“Vocês acham que tudo isto foi mesmo mera coincidência?”

A professora de física Mercedes Sarapalli foi jovem e bonita. Agora, velha e solteira, enfrenta os derradeiros anos de magistério antes de se aposentar. A batalha é dura com um sobrinho-neto problemático. Ela cuida do garoto depois que a sobrinha morreu. O nome dele é Dioni. A mãe gostava de Johnny Cash. E o escrivão não sabia inglês. O garoto é um prodigio de sobrevivência. Quando nasceu, todo mundo achou que ia morrer cedo. Dioni sobrevive. Ele enxerga pouco e seu rosto parece carranca eterna. Mas é esperto. E seu problema de saúde estacionou, ao contrário das previsões. Ainda assim precisa de cuidados.

Mercedes leva o garoto periodicamente ao Pequeno Príncipe. Este é um lado da história. O outro lado é que na idade de Mercedes não é mole conciliar trabalho e assistência ao garoto. Às vezes falta às aulas. O que poderia ser contornado com reposição virou guerra, porque Mercedes não votou em Marilda para diretora e tampouco se dava bem com Sabrina, a vice-diretora. As duas usaram problema real, porém possível de ser superado, para infernizar a velha professora. O inferno de Mercedes eram os encontros de avaliação. Joana, uma pedagoga mulata, foi a primeira e enfiar o dedo na cara de Mercedes: “Seus problemas pessoais não nos interessam. E não use a idade para fazer cara de coitadinha”. Era um jogo pesado.

A professora de geografia, Dorinalda, uma loira gorda, não precisava engrossar, mas engrossou, para fazer média: “A escola já não tem bom conceito e a senhora esculhamba”. Emmanuelle, professora de português, bonita com cara de feliz, fez coro: “Eu acho que a senhora merece nota mínima. Para mim, é o máximo”. Mercedes alegou que com nota mínima não faz progressão na carreira. E a aposentadoria vai ser mixaria – dinheiro para remédio e olha lá. De tanto ser acuada, Mercedes capitulou e deixou a escola. Na última reunião em que foi humilhada, entregou os pontos. Mas deixou no ar uma frase enigmática que a ninguém interessou: “Eu vou embora, mas a vida de vocês não vai melhorar. Escrevam”.

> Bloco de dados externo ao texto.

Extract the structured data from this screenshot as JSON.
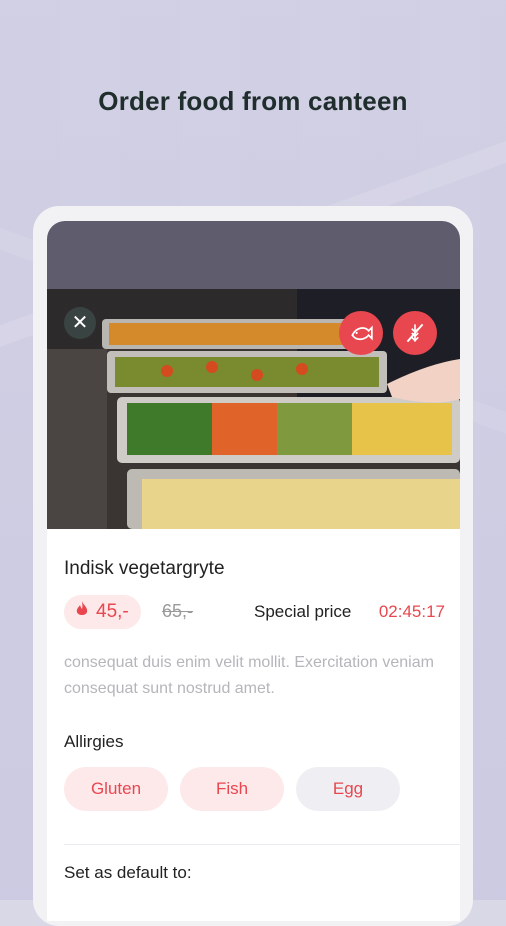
{
  "headline": "Order food from canteen",
  "dish": {
    "name": "Indisk vegetargryte",
    "price": "45,-",
    "old_price": "65,-",
    "special_label": "Special price",
    "countdown": "02:45:17",
    "description": "consequat duis enim velit mollit. Exercitation veniam consequat sunt nostrud amet."
  },
  "badges": [
    {
      "icon": "fish-icon"
    },
    {
      "icon": "no-gluten-icon"
    }
  ],
  "allergies": {
    "label": "Allirgies",
    "chips": [
      "Gluten",
      "Fish",
      "Egg"
    ]
  },
  "default_section": {
    "label": "Set as default to:"
  },
  "colors": {
    "accent": "#e8474f",
    "chip_bg": "#fde8ea",
    "chip_neutral_bg": "#efeff3",
    "header_band": "#5f5c6e"
  }
}
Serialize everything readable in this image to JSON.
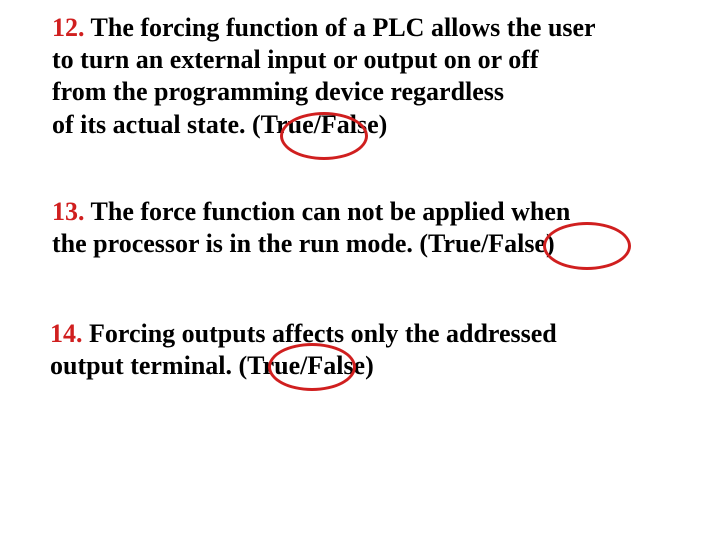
{
  "questions": {
    "q12": {
      "number": "12.",
      "line1": " The forcing function of a PLC allows the user",
      "line2": "to turn an external input or output on or off",
      "line3": "from the programming device regardless",
      "line4": "of its actual state. (True/False)"
    },
    "q13": {
      "number": "13.",
      "line1": " The force function can not be applied when",
      "line2": " the processor is in the run mode. (True/False)"
    },
    "q14": {
      "number": "14.",
      "line1": " Forcing outputs affects only the addressed",
      "line2": "output  terminal. (True/False)"
    }
  }
}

Ninguém escreveu. A mágoa de Mercedes era saber que se fosse da curriola de Marilda, estava liberada para faltar. E desconfiava que além da questão eleitoral, a ira da diretoria tinha origem num comentário que fez sobre ações temerárias de diretora e vice com o parco erário escolar. Ações que colegas à boca pequena julgavam não serem prudentes do ponto de vista do planejamento financeiro. O certo é que a frase – “a vida de vocês não vai melhorar” – foi lembrada semanas depois do jantar. Quando começaram a acontecer coisas. O jantar na casa de Marilda foi organizado para comemorar o expurgo de Mercedes. A diretoria anunciou: “Agora a coisa vai ser de nosso jeito”. Não foi.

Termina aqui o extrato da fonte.